Number 10 has rejected suggestions that it was unfair for ministers to have agreed a 5% pay rise with more than one million NHS staff before offering a higher baseline increase to doctors.
Downing Street said it was “wrong” to look at only headline pay rise figures, arguing that one-off bonus payments made to staff on Agenda for Change contracts (AfC) meant their increase in earnings had actually been worth more than a 6% rise.
Part of the deal struck between ministers and health unions in May saw around 1.3 million eligible staff on the AfC contract – which includes nurses, paramedics, 999 call handlers, midwives, security guards and cleaners – receive a 5% pay rise, backdated to April.
As part of the same deal, those eligible have also started receiving a one-off payment for last year and a so-called NHS backlog bonus for this year, worth between £1,250 and £1,600 depending on an employee’s pay band.
On Thursday, Prime Minister Rishi Sunak announced he was accepting the recommendation of independent pay bodies for a 6% rise for consultants, along with the same award for England’s striking junior doctors, who are also being offered an additional consolidated £1,250 increase.
Through the Agenda for Change deal, we’ve put more money into the pockets of healthcare workers this year than would have been the case with a 6% consolidated rise— Prime Minister's official spokesman
The Royal College of Nursing (RCN) branded ministers’ approach as “highly cavalier” and said the pay award to nurses was “unfair and inadequate”.
General secretary Pat Cullen, said: “The Prime Minister will have to explain to over a million outraged NHS workers why they are getting the lowest pay rise in the public sector.
“Record numbers of jobs in the NHS are unfilled and the Government cannot expect to turn that around when it appears not to value them.
“Inflation is not coming down in the way ministers told NHS staff and others it would. For nursing staff, the pay rise they actually rejected is worth increasingly little and being eclipsed now by announcements for other professions.”
While more than 100,000 nurses — about 84% who took part in the poll — are said to have voted to continue strikes over pay, the ballot last month fell short of the requirement for the majority of union members to turn out.
Downing Street said nurses on AfC contracts were seeing uplifts in pay that went beyond the 5% headline figure.
The Prime Minister’s official spokesman said: “When it comes to the Agenda for Change deal, it would be wrong to look at just the 5% figure because they received a significant non-consolidated award worth between 3.5% and 8.2% of their basic pay.
“Through the Agenda for Change deal, we’ve put more money into the pockets of healthcare workers this year than would have been the case with a 6% consolidated rise.”
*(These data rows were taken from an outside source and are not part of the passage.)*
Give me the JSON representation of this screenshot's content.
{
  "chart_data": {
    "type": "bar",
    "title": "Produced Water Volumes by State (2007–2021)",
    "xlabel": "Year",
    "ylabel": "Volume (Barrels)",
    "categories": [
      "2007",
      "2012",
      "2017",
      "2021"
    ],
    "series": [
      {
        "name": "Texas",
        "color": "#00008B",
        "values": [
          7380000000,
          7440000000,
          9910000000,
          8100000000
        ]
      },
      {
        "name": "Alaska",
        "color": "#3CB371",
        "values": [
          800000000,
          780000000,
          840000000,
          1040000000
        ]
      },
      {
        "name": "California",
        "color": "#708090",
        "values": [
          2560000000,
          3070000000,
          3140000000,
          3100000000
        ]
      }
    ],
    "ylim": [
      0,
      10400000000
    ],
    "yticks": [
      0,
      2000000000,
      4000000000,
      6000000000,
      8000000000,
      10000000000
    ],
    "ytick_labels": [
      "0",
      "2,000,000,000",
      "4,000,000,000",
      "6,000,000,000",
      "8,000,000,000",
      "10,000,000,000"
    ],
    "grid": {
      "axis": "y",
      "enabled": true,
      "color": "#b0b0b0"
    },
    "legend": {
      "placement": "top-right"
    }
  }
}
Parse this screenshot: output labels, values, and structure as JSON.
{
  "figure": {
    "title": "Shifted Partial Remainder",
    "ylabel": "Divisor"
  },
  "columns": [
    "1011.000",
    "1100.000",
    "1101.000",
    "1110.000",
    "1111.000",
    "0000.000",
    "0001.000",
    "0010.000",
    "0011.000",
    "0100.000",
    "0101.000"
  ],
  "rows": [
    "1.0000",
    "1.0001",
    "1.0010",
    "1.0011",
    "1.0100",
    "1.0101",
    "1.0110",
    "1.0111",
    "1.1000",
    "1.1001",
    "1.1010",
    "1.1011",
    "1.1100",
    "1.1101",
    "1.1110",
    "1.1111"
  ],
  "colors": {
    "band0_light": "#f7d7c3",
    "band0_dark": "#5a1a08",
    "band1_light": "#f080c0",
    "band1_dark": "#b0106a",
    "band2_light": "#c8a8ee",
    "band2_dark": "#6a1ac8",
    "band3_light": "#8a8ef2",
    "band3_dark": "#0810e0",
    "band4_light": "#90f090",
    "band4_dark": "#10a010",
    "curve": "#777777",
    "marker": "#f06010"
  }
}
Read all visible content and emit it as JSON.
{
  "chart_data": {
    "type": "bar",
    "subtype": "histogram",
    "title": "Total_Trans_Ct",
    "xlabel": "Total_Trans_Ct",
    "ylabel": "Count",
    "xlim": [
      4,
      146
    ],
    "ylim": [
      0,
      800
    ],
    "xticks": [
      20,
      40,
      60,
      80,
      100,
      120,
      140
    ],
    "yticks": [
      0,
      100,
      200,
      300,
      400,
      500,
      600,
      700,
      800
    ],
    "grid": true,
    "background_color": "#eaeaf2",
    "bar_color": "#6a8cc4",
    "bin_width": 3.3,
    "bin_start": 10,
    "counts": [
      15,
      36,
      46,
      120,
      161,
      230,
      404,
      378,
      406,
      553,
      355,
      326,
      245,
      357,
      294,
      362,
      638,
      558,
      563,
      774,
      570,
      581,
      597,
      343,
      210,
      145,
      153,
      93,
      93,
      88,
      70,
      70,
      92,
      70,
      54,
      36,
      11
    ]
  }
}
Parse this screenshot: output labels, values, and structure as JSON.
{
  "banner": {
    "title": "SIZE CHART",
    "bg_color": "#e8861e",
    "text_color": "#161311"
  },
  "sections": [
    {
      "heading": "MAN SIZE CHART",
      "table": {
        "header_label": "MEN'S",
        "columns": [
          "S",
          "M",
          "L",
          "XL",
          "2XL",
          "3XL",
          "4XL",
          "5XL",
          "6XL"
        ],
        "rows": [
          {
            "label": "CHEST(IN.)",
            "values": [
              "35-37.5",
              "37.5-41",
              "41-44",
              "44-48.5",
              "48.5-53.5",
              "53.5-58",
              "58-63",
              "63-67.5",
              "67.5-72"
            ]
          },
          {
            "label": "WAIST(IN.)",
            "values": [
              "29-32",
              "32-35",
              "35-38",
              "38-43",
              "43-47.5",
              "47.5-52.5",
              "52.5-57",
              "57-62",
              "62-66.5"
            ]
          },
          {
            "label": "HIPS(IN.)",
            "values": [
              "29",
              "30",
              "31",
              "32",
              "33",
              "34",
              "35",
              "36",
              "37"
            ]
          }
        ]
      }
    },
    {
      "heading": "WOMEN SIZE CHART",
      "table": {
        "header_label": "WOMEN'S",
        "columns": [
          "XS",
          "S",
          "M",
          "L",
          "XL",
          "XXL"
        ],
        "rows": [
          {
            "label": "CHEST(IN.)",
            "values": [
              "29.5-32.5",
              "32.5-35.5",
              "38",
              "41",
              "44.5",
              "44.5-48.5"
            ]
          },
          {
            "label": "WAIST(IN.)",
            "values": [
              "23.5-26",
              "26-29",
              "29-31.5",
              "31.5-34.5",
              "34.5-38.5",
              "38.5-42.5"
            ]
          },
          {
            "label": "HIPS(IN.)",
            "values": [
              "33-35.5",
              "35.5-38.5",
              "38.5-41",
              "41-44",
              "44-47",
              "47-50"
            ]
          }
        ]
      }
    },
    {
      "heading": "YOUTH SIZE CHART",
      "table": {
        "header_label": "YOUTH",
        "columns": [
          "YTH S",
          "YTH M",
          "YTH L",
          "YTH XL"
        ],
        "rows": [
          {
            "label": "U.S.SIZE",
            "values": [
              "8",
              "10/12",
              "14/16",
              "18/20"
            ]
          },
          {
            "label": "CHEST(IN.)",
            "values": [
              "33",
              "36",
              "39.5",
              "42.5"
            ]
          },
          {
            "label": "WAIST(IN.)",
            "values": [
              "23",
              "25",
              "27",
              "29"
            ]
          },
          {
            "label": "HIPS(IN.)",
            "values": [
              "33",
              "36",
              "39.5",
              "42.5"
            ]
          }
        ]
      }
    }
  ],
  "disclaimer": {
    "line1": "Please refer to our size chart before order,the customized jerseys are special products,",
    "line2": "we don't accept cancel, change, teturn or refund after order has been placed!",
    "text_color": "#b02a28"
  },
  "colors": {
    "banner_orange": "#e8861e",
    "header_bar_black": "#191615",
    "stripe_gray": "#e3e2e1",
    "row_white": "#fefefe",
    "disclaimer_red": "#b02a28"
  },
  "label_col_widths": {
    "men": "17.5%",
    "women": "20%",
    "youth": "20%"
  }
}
He said the lowest paid AfC staff had seen a pay increase of more than 20% since 2021/22, with nurses £5,000 better off over the past two years.
Treasury minister John Glen told MPs on Thursday that the previously agreed deal was worth more than £3,600 for the average nurse or more than £3,700 for the average ambulance worker.
Rishi Sunak’s spokesman also highlighted that nurses had received pay rises when other public sector workers had not in order to reward them for their frontline efforts during the Covid-19 pandemic.
He added: “We think that is a fair offer, both to recognise the hard work of healthcare workers and for taxpayers.
“Unions, including the RCN, recommended it to their members, and the (NHS) Staff Council supported that, so we think it is the right deal for the workforce.”
Some AfC staff remain in a wrangle over being paid the Covid backlog bonus, worth as much as £1,600.
Campaign groups have said the Government’s pay deal is “treating many thousands of staff unfairly” by not including those working for social enterprises, charities and other not-for-profit providers as eligible for the payment.
Interest groups and unions such as Social Enterprise UK, RCN, Unite and the Chartered Society of Physiotherapy have written to Health Secretary Steve Barclay calling on him to fully fund the bonus to those who are currently missing out.
The Department of Health has so far refused to budge on its stance that those not directly employed by the NHS are not eligible for the extra four-figure sum.